A recently developed energy-dependent frame transformation theory that incorporates both ionization and dissociation channels of the H$_2$ molecule, is extended to treat the ungerade states that occur both in dissociative recombination and as the final state in ground state photoabsorption. The theoretical treatment includes the rotational degrees of freedom and is benchmarked against a two-dimensional model that can be solved with high accuracy and also compared with photoabsorption experiments. Analysis of the resulting spectra shows how the same resonances appear in very different observables, often with quite different line shapes.

Figures (6)

• Figure 1: Computed fixed-nuclei zero-energy $p$-wave quantum defects for $^1\Sigma_u^+$ (full curve) and $^1\Pi_u$ (broken curve) symmetry compared with the data extracted from Jungen_Atabek_JCP_1977 shown as crosses ($^1\Sigma_u^+$) and circles ($^1\Pi_u$).
• Figure 2: Energy-normalized transition dipole moments between the ground state X$^1\Sigma_g^+$ and the three lowest states in the $^1\Sigma_u^+$ and $^1\Pi_u$ symmetries. The horizontal dotted line displays the constant value of 1.86 a.u. used in the Ref. Jungen_Dill_JCP_1980 for both symmetries.
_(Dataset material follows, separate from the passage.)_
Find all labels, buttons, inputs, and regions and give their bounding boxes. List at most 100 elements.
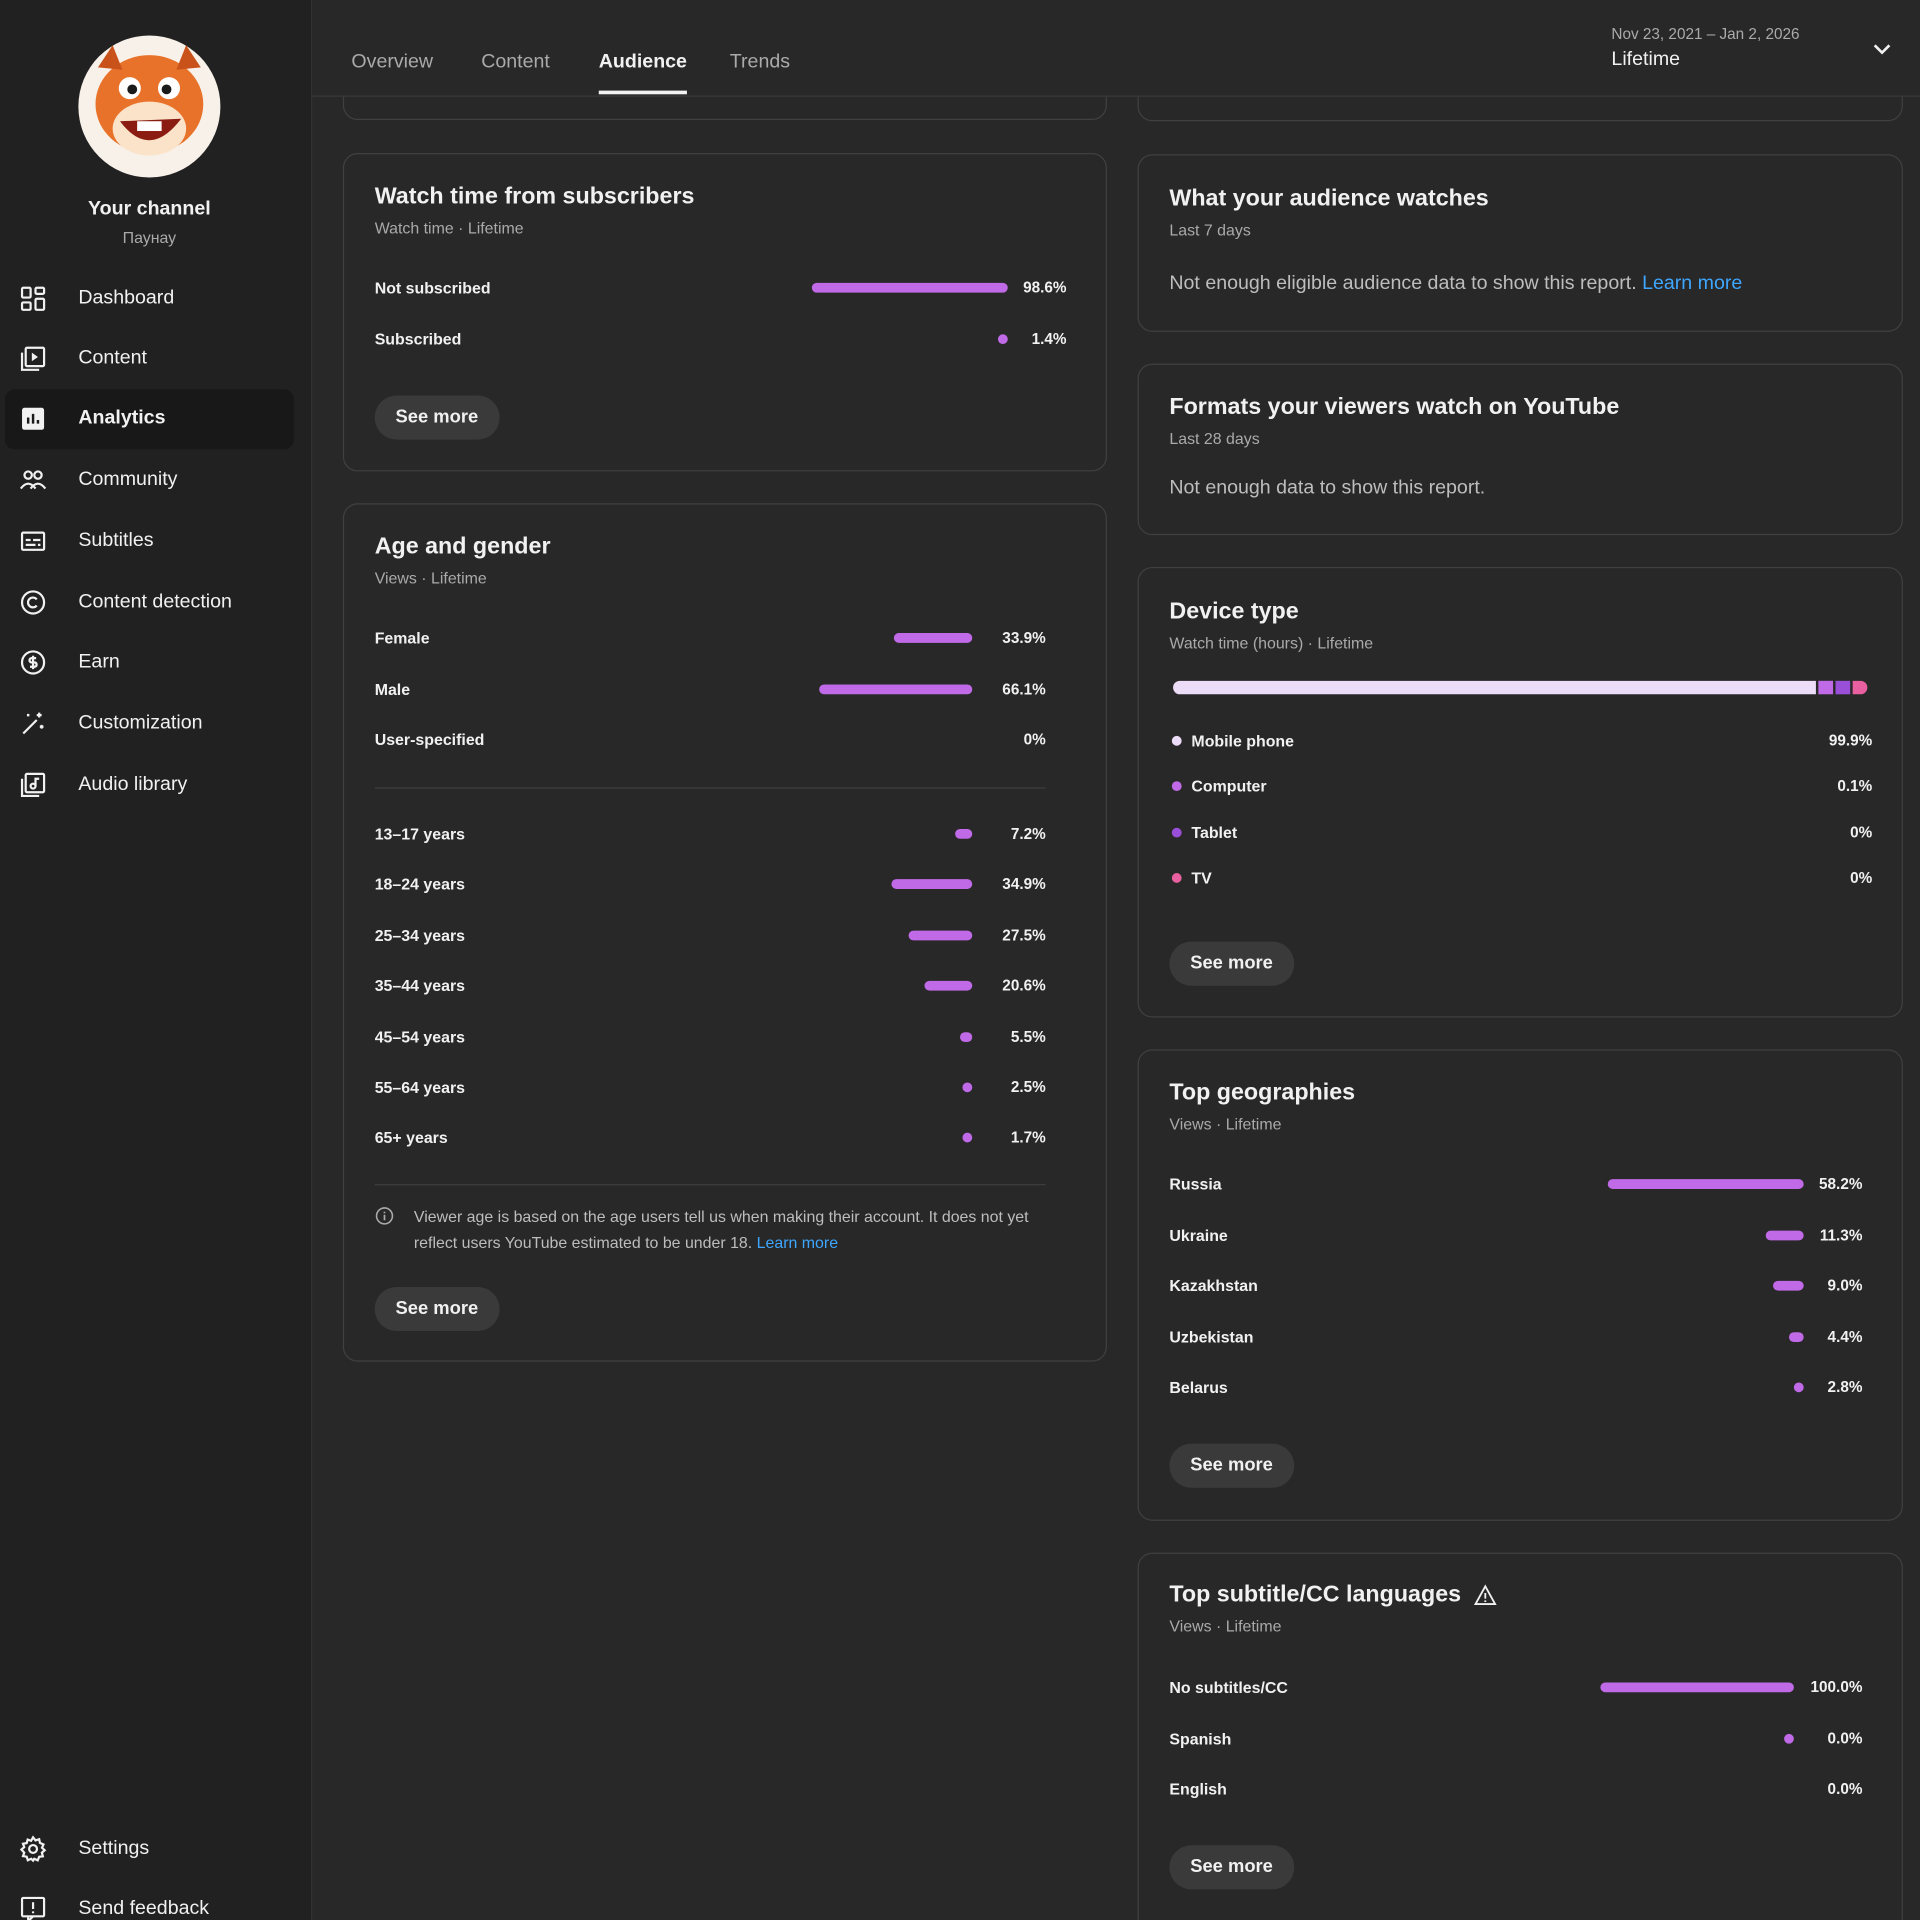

• Figure 3: Cross section comparison between DR $^1\Pi_u$ output channel (green curve), DR $^1\Sigma_u^+$ output channel (purple curve), photoionization (black curve) and photodissociation (green curve). The 2D R matrix benchmark for DR is present as the background thick grey curve.
• Figure 4: Cross section cube root comparison close to ground-vibrational-state threshold (which is at approximately 803.746 Å). The cross sections shown are total DR (purple curve), photoionization (black curve), photodissociation (green curve) and experimental photoionization data of Dehmer and Chupka (red data points). As Ref.Dehmer_Chupka points out, their photoionization spectrum observes signal even at energies slightly below the lowest ionization threshold, and they attribute this to the likely presence of weak electric fields. The dashed curve in the PI middle panel of the figure shows our mock photoionization cross section obtained by artificially opening that lowest ionization channel, which simulates the signal expected if very high photon-excited Rydberg states are field ionized in the experiment. In the DR spectrum, an infinite spike marks the lowest ionization threshold, an expected divergence because of the $1/k^2$ factor in the DR cross section formula. The two broad PD resonances below threshold were previously observed by Ref.HerzbergJungen, and their classifications are discussed in the text.
• Figure 5: Photoionization (black curve) and photodissociation (multiplied by -1, green curve) cross sections near 125875 cm$^{-1}$ produced by our model compared with the PI and PD cross sections calculated in Ref.Sommavilla_Merkt_Zsolt_Jungen_2016jcp and shown with dashed curves. The cross sections are all showed on a cube root scale in order to assess the differences and similarities more clearly. The experimental spectrum from Ref.Sommavilla_Merkt_Zsolt_Jungen_2016jcp in this region is not shown here because it is mixed with an obscuring R(1) transition at nearly the same energy. While the R(0) resonance position from our model EDFT calculation is within 1 cm$^{-1}$ of the Ref.Sommavilla_Merkt_Zsolt_Jungen_2016jcp computed position, the resonance width and branching ratio disagree strongly with that 2016 study, presumably indicating a limitation of our model.